Musique . Dans le cadre des concerts organisés par la troupe de l'Opéra du Caire et intitulés Moment musical, la jeune soprano Amira Sélim a donné dernièrement un fascinant récital solo aux différents airs tirés de fameux opéras.
Une voix divine

Nous avons souvent applaudi Amira dans les différents rôles qu'elle a interprétés à l'Opéra du Caire, comme Rosina dans le Barbier de Séville, Adina dans L'Elisir d'Amore et Gilda dans Rigoletto, etc. Mais c'est la première fois que nous l'avons écoutée chanter des Lieder en langue allemande, ainsi que des Mélodies françaises. La cantatrice a été accompagnée au piano par l'excellente pianiste française Pascale Rozier, dont le programme, peut-être peu familier, correspond à ses propres aspirations et convictions musicales. Pour commencer la soirée musicale, Amira a choisi le Lied Hans et Grethe du compositeur autrichien Gustave Mahler (1860 - 1911) et c'est avec une voix douce et beaucoup de grâce qu'elle interpréta cette musique dans un vrai style campagnard. C'est surtout dans les deux Mélodies françaises que nous avons découvert ses dons d'interprétation de la musique française. La première, Green, de Claude Debussy (1862 - 1918) fait partie d'un ensemble de mélodies intitulées Ariettes oubliées, elle est basée sur un poème de Paul Verlaine (1844 - 1896). C'est grâce à sa bonne connaissance de la langue française et à l'acuité de la sensibilité de la pianiste qu'Amira exprima, avec tellement d'émotion, les paroles du poète « Voici des fruits, des fleurs, des feuilles et des branches, et puis voici mon cœur qui ne bat que pour vous ». Quant à la Sérénade d'Ernest Chausson (1835 - 1899), sa voix paraissait déjà prendre plus d'ampleur et de chaleur en chantant avec beaucoup de passion les paroles du poète Jean Lahor : « Tes grands yeux semblent des îles qui nagent dans un lac d'azur ». Dans les deux Romances de Rachmaninof (1873 - 1943), sa voix se faisait toujours plus profonde et sonore, surtout dans le médium.
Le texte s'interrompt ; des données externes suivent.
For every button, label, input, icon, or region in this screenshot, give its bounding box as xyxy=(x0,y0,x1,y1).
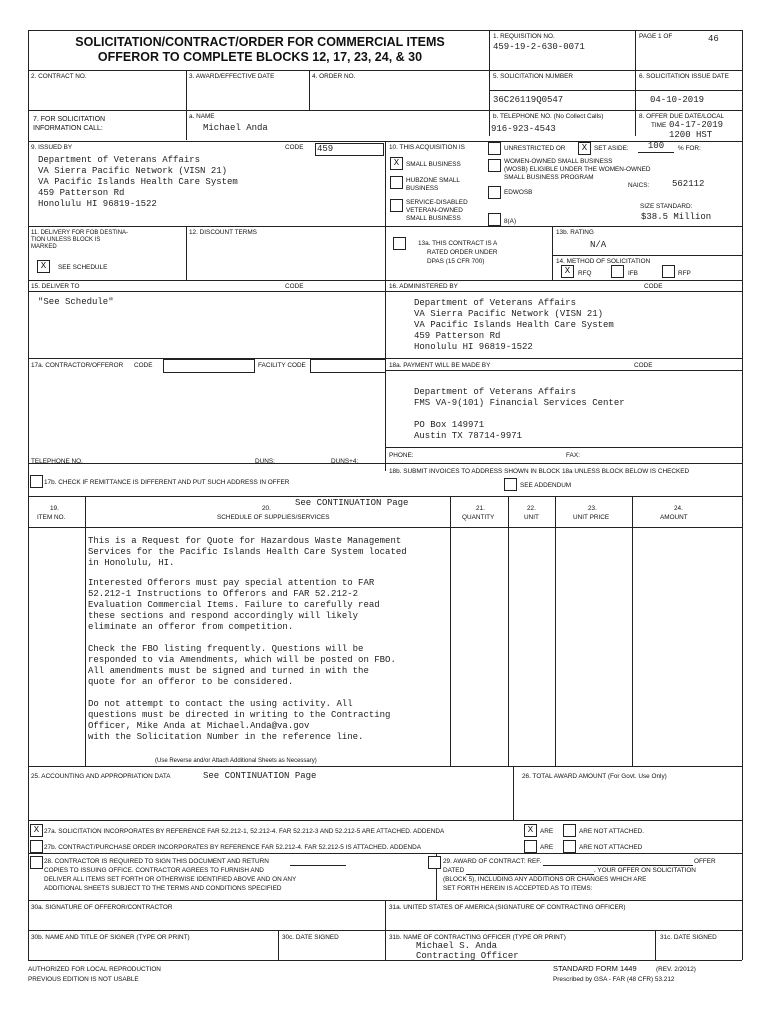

Après l'introduction de mélodies intimes et imprégnées de belles poésies, Amira entama son premier opéra avec L'Air de Nanetta, la reine des fées, dans le dernier opéra « verdien », Falstaff. Là aussi, elle captiva le public avec la finesse et la délicatesse de sa voix qui semblait s'évaporer petit à petit dans un espace féerique. Elle fut très applaudie. Avec l'air de Juliette, Oh Quante volte (Oh ! Que de fois), tiré de l'Opéra de Bellini (1801 - 1835) I Capuletti e i Montecchi, qui raconte l'histoire de Romeo et Juliette, Amira fut emportée par une grande émotion et une passion, fortement impressionnée de la tragédie de Juliette. Sa sensible interprétation lui valut encore une fois de forts applaudissements.

Pour la seconde partie du concert, c'est la musique de Mozart qui nous a beaucoup touchés. Amira, d'une voix pure et simple, chanta l'air Dors en paix mon amour de l'Opéra Zaïde, avec un phrasé et un style tout à fait « mozartiens ». Rossini (1792 - 1868) eut aussi sa part de succès avec l'air Giusto ciel, in tal periglio (Juste ciel, dans un tel péril !) tiré de l'Opéra Mahomet II. Le public fut plongé dans une atmosphère de recueillement alors que la voix d'Amira priait et implorait la pitié du ciel La Tua pieta .

Elle termina la soirée avec l'opérette Candide (d'après Voltaire) du compositeur américain Léonard Bernstein. C'est l'histoire de Cunégondé qui se plaint de son triste sort, elle est riche mais ne trouve pas le véritable amour. Pour la chanson Gilter and be gay, Amira, avec ses dons innés d'actrice, improvisa une petite mise en scène, soit une chaise, une coupe de champagne à la main, des bijoux ... Sa voix se déplaçait avec agilité du plus grave au plus aigu. Ses mouvements gracieux et une petite danse improvisée à l'américaine ont été accueillis par un grand bravo et des fleurs du public. Comme Bis, Amira a chanté une chanson albanaise, Tadish (Viens à moi), au caractère oriental et passionnant.

Notre jeune cantatrice a eu l'occasion d'étudier le chant à l'étranger. Avec Gabriella Ravazzi, elle a appris le Bel Canto italien, et avec Caroline Dumas, la musique française. Nous lui souhaitons un bon séjour à Paris, où elle pourra continuer à perfectionner son art et réaliser enfin toutes ses ambitions.